For the latest information, updates, and ideas related to the UP University Core Curriculum see the blog roll category of Core Matters.
Briefly, as of the 2020-2021 academic year UP is planning to implement a ‘revitalized’ University Core Curriculum that will phase in over several years starting in the Fall of the 2021-2022 academic year. This ‘Core Matters’ site was originally a space for sharing ideas about Core courses prior to revitalization; those ideas are still linked below (in the form of some excellent essays). It is also now a space for sharing information about the revitalized Core, with links and posts to be added over time as the implementation process proceeds.
Starting Fall 2020, the Core implementation is being coordinated by Andrew Guest from the Department of Psychological Sciences in a new Core Curriculum Director position. Feel free to contact the Core Director with any questions at firstname.lastname@example.org.
For UP community members, more technical information about the revitalized Core – including the proposal approved by the Academic Senate in November of 2019 – is available through pilots.up.edu.
During the 2017-2018 academic year, UP began a process to revitalize its liberal arts core curriculum.
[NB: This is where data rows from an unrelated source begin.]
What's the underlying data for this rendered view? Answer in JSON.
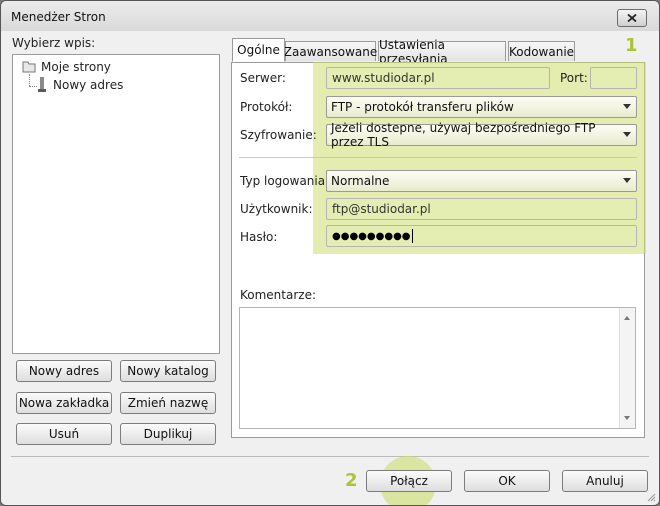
{
  "window": {
    "title": "Menedżer Stron"
  },
  "left": {
    "label": "Wybierz wpis:",
    "tree": {
      "root": "Moje strony",
      "child": "Nowy adres"
    },
    "buttons": {
      "new_site": "Nowy adres",
      "new_folder": "Nowy katalog",
      "new_bookmark": "Nowa zakładka",
      "rename": "Zmień nazwę",
      "delete": "Usuń",
      "duplicate": "Duplikuj"
    }
  },
  "tabs": [
    {
      "label": "Ogólne",
      "active": true
    },
    {
      "label": "Zaawansowane",
      "active": false
    },
    {
      "label": "Ustawienia przesyłania",
      "active": false
    },
    {
      "label": "Kodowanie",
      "active": false
    }
  ],
  "form": {
    "server_label": "Serwer:",
    "server_value": "www.studiodar.pl",
    "port_label": "Port:",
    "port_value": "",
    "protocol_label": "Protokół:",
    "protocol_value": "FTP - protokół transferu plików",
    "encryption_label": "Szyfrowanie:",
    "encryption_value": "Jeżeli dostepne, używaj bezpośredniego FTP przez TLS",
    "logon_label": "Typ logowania:",
    "logon_value": "Normalne",
    "user_label": "Użytkownik:",
    "user_value": "ftp@studiodar.pl",
    "password_label": "Hasło:",
    "password_value": "●●●●●●●●●",
    "comments_label": "Komentarze:",
    "comments_value": ""
  },
  "footer": {
    "connect": "Połącz",
    "ok": "OK",
    "cancel": "Anuluj"
  },
  "callouts": {
    "one": "1",
    "two": "2"
  },
  "colors": {
    "highlight": "#cdde6e",
    "callout": "#a9c435"
  }
}
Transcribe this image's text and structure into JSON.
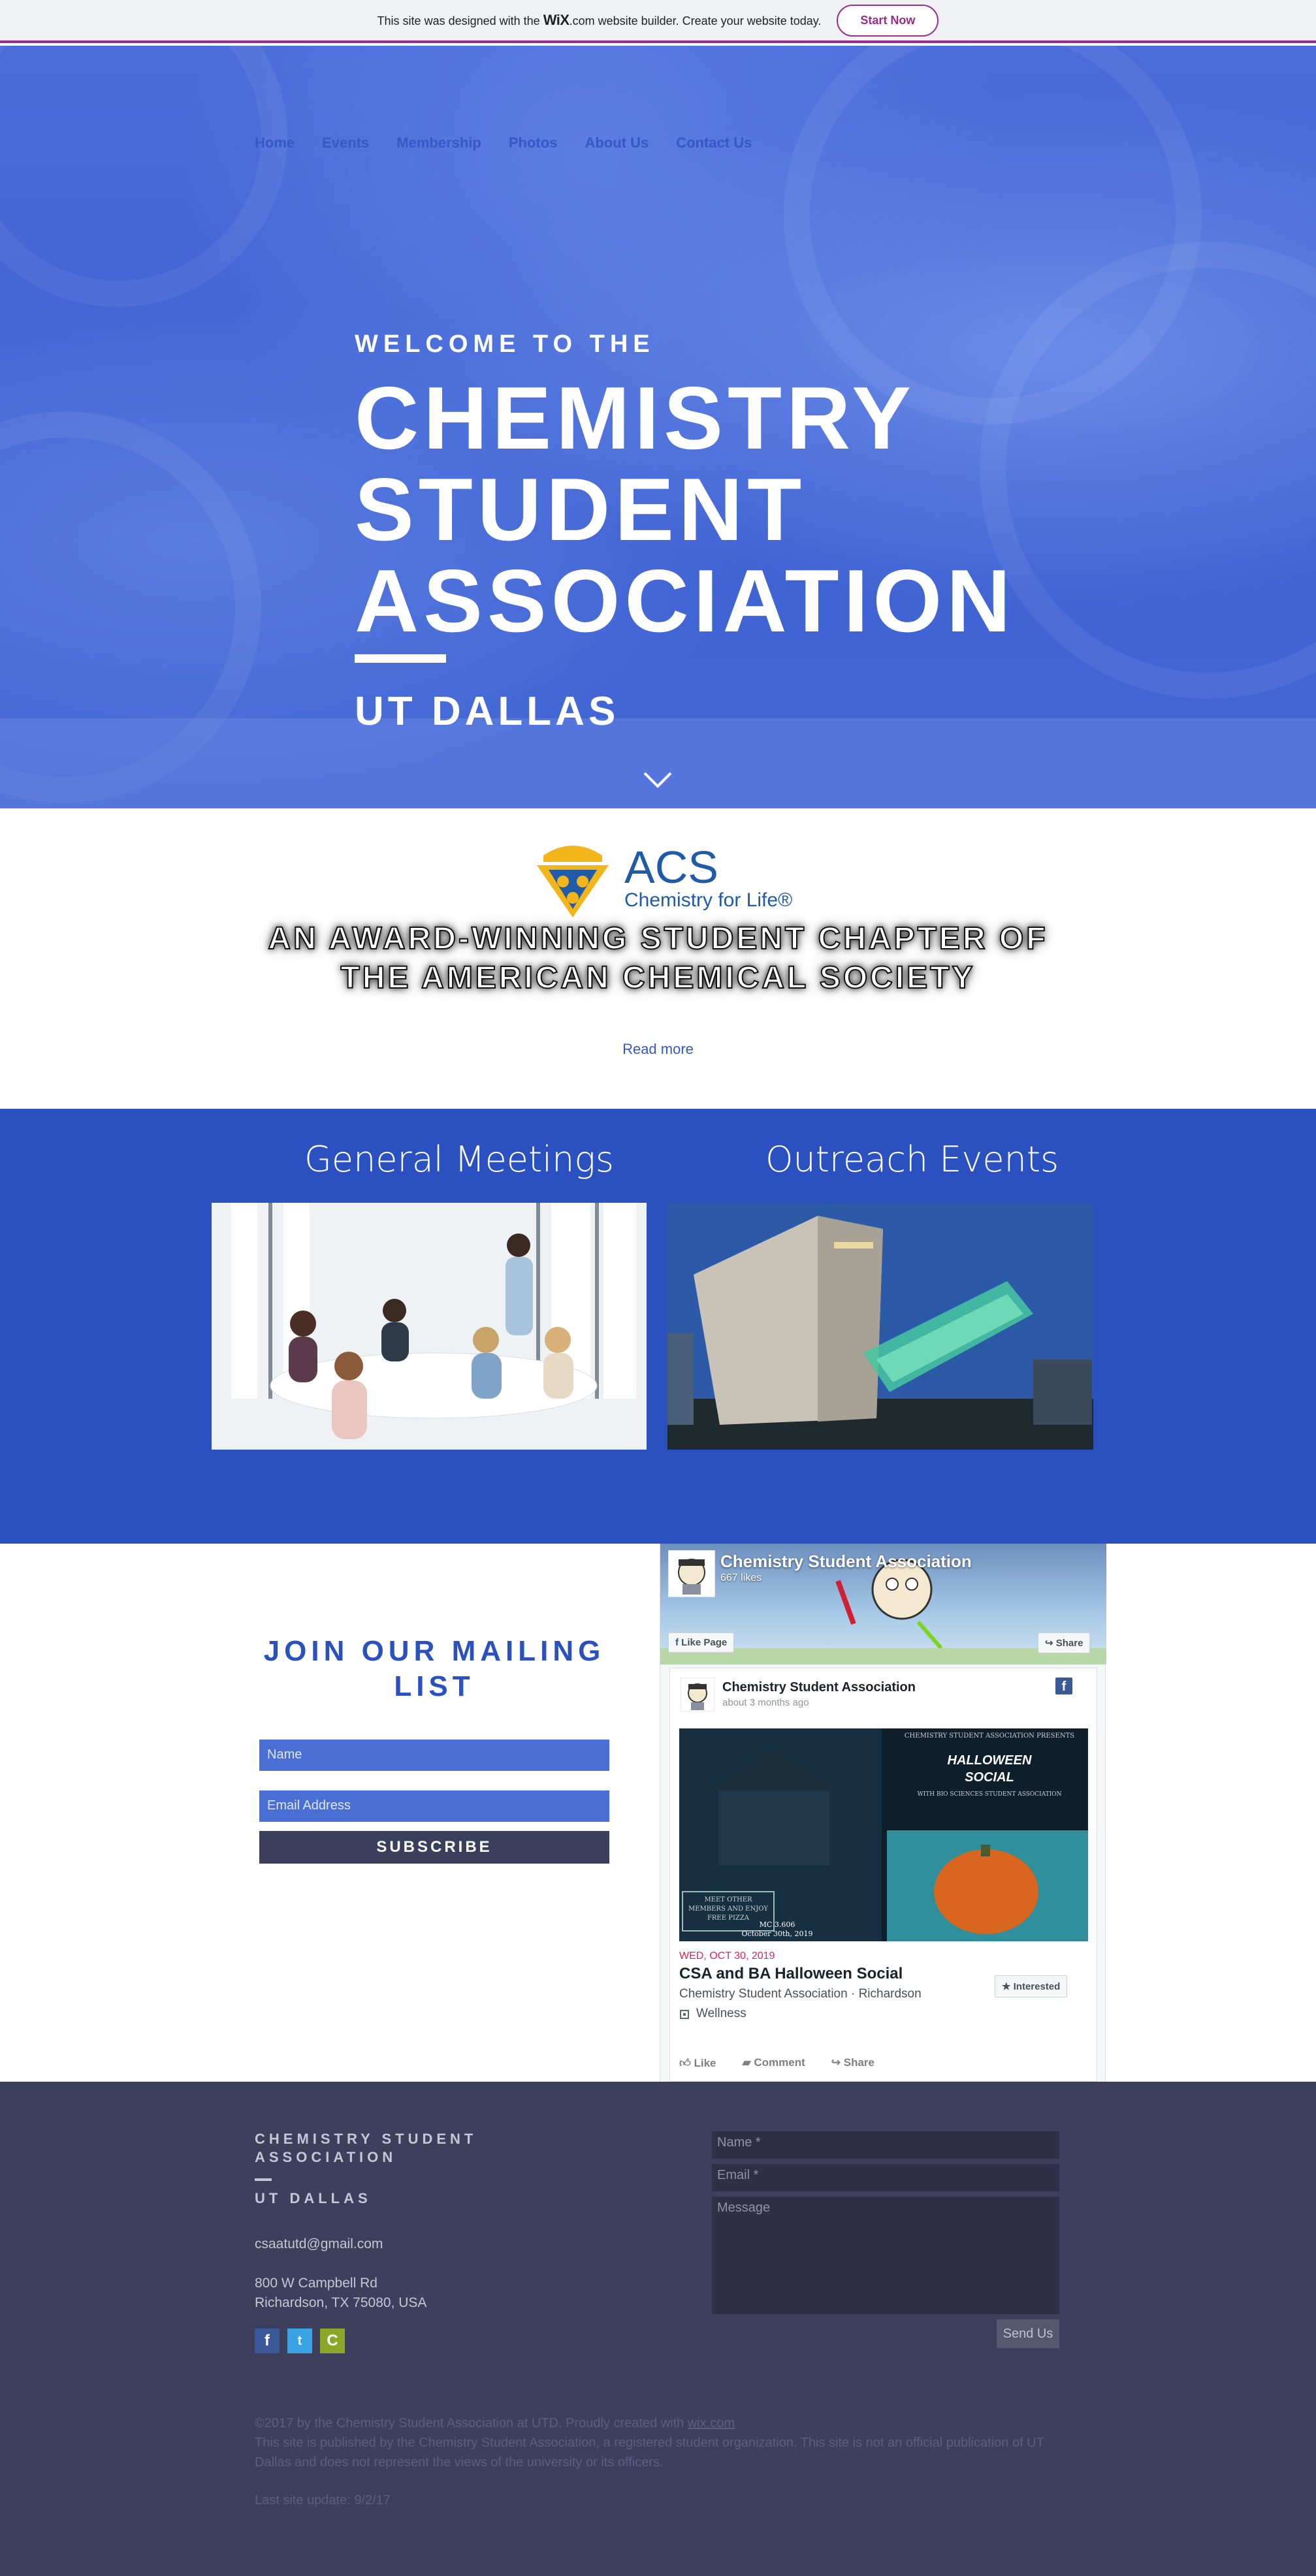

That process re-energized discussions about what we really teach in the core, what characterizes a UP core experience, and what it means for UP to be a comprehensive university with a strong liberal arts core.
This blog was initially one effort to further inform those discussions and to provide a resource to anyone interested in the UP core curriculum including those directly involved in the core revitalization. The idea was to progressively build a compendium of brief essays from faculty in various departments addressing the basic question:
How does your core course, or how do your department’s core courses, serve UP’s liberal arts core curriculum, and a broader vision of a liberal education?
A premise is that the liberal arts have historically been distinguished (from other disciplinary endeavors such as the ‘mechanical arts’ or the ‘practical arts’) by an emphasis on the intrinsic value of knowledge and developing broad intellectual capacities such as reason, judgment, aesthetics, and analytical thinking. In his book, Why Choose the Liberal Arts? Mark William Roche, former dean of Notre Dame’s College of Arts and Letters, argues that there are three broad ways the liberal arts matter: 1) for its intrinsic value and opportunities for “asking the great questions that give meaning to life”; 2) for cultivating intellectual virtues that are critical to success in any career path or civic engagement; and 3) for contributing to character formation and “the connection to a higher purpose.”